Keith Urban singles chronology
| "Female" (2017) | "Parallel Line" (2018) | "Coming Home" (2018) |

= Parallel Line (Keith Urban song) =

"Parallel Line" is a song recorded by Australian and American country music singer Keith Urban. It was released on 18 January 2018 as the second single from his tenth studio album,Graffiti U (2018). The song contains a sample of "Everglow" by Coldplay.

==Critical reception==
Stephen L. Betts from Rolling Stone said: "Reminiscent of a Nineties slow jam, in a contemporary Ed Sheeran-style glorious chorus and hook, but uninspiring disjointed verses in between.

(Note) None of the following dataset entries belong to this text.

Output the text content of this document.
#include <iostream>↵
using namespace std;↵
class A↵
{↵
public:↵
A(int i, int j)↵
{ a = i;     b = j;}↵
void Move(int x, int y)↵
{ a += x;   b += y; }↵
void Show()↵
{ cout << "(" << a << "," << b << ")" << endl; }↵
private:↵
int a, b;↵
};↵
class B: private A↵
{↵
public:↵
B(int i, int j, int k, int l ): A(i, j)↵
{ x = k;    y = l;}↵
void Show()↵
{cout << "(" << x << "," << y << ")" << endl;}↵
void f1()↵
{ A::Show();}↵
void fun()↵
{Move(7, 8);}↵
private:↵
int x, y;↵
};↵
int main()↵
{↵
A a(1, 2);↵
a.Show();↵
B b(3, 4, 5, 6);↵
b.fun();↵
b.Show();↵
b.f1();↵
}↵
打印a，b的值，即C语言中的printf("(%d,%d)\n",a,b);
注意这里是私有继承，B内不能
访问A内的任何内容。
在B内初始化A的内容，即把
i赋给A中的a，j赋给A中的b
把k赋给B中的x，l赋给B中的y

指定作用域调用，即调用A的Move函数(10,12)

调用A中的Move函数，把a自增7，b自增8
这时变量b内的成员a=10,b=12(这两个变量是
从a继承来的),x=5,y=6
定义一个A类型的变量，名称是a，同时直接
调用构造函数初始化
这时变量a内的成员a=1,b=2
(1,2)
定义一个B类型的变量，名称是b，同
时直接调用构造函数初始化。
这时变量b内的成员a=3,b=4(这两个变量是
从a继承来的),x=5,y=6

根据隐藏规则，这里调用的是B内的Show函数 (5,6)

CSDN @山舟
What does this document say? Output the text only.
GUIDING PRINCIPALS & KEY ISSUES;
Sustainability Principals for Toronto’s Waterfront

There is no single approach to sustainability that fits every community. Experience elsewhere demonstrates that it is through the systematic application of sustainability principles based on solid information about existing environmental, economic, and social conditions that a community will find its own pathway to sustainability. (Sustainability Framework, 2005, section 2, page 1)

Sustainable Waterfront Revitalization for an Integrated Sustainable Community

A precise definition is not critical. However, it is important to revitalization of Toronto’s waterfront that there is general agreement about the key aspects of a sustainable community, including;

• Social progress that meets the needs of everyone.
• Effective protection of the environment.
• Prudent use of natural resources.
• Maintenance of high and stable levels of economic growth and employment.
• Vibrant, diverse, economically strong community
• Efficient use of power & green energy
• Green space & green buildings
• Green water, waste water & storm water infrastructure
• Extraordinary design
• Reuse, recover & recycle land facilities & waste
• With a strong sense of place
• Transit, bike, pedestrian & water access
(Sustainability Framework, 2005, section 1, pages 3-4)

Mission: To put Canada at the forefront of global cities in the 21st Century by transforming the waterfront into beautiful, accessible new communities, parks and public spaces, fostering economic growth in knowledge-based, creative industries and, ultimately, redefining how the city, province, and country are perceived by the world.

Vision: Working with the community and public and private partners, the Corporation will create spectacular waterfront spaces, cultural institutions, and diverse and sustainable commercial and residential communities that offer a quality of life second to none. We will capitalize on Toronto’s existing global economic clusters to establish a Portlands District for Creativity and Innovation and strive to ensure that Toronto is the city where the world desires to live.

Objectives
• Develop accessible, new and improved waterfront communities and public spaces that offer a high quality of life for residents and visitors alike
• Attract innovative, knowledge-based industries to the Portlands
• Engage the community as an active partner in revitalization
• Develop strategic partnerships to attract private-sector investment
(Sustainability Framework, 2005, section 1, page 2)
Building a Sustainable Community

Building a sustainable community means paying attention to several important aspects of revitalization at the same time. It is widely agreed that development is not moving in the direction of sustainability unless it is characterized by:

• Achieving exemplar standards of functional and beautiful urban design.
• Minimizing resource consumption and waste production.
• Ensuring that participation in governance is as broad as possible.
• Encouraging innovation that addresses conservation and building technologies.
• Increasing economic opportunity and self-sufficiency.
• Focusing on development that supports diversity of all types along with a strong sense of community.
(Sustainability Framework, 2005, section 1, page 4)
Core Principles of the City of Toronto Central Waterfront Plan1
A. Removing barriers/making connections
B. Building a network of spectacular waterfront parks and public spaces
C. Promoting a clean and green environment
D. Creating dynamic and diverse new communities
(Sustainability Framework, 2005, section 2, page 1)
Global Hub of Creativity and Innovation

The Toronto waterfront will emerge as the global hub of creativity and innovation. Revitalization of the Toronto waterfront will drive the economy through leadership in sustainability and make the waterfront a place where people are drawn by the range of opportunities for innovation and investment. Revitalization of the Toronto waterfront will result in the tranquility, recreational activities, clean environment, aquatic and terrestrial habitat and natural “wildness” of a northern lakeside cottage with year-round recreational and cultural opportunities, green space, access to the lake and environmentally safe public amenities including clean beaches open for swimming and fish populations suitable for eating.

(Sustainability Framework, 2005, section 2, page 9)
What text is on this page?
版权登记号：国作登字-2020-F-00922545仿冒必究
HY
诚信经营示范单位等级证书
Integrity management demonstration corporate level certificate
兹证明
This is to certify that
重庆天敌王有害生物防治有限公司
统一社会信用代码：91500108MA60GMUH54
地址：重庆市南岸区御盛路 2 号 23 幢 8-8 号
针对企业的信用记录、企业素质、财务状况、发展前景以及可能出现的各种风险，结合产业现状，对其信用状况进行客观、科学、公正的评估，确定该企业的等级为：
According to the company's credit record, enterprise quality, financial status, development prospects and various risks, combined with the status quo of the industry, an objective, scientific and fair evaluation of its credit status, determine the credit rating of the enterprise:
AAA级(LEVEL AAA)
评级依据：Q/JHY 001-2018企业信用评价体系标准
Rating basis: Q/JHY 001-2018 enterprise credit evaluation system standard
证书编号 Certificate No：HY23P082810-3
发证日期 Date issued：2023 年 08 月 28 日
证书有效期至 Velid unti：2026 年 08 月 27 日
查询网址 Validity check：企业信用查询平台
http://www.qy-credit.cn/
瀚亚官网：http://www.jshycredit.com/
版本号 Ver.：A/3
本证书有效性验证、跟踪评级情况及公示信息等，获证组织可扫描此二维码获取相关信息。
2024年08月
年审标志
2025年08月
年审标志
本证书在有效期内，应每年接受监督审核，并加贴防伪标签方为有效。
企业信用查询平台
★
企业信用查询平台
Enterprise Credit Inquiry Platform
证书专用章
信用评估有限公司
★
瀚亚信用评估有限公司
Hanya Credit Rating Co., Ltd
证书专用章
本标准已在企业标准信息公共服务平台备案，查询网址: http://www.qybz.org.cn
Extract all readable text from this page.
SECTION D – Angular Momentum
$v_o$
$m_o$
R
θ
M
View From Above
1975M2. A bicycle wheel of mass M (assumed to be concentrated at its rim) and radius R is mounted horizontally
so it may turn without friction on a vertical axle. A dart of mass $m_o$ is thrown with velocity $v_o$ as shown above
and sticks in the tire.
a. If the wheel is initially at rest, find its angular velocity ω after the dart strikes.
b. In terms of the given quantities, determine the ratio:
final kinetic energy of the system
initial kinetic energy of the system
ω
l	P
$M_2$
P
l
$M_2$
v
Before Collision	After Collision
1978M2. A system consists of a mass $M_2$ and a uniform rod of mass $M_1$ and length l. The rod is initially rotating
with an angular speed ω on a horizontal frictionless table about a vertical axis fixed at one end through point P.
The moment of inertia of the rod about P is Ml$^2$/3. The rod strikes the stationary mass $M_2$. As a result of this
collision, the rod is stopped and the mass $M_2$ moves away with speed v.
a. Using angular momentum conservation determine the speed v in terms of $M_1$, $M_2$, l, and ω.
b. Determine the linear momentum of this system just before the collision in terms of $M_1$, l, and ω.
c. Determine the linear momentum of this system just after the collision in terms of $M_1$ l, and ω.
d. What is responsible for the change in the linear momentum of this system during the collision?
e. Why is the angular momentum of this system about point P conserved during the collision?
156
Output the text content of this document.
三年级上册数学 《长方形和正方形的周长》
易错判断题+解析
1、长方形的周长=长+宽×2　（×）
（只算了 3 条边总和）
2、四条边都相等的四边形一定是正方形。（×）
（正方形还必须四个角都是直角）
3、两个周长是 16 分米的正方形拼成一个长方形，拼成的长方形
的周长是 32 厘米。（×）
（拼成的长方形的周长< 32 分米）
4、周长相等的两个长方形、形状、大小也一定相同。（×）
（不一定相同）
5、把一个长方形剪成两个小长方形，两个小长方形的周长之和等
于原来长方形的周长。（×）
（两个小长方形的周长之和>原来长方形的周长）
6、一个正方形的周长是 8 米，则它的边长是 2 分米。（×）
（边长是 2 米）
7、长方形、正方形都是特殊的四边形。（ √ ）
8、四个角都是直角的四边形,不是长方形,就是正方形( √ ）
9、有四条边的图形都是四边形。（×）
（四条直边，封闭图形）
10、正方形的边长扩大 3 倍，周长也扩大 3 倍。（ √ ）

The tune spotlights Urban singing the verses in a higher register and giving the pleading lyrics a keener sense of urgency."

==Charts==

| Chart (2018–2019) | Peak position |
|---|---|
| Australia (ARIA) | 47 |
| Canada Digital Songs (Billboard) | 10 |
| Scotland Singles (OCC) | 78 |
| US Hot Country Songs (Billboard) | 25 |

==Certifications==

| Region | Certification | Certified units/sales |
| Australia (ARIA) | 2× Platinum | 140,000^{‡} |
| New Zealand (RMNZ) | Gold | 15,000^{‡} |
| United States (RIAA) | Gold | 500,000^{‡} |
^{‡} Sales+streaming figures based on certification alone.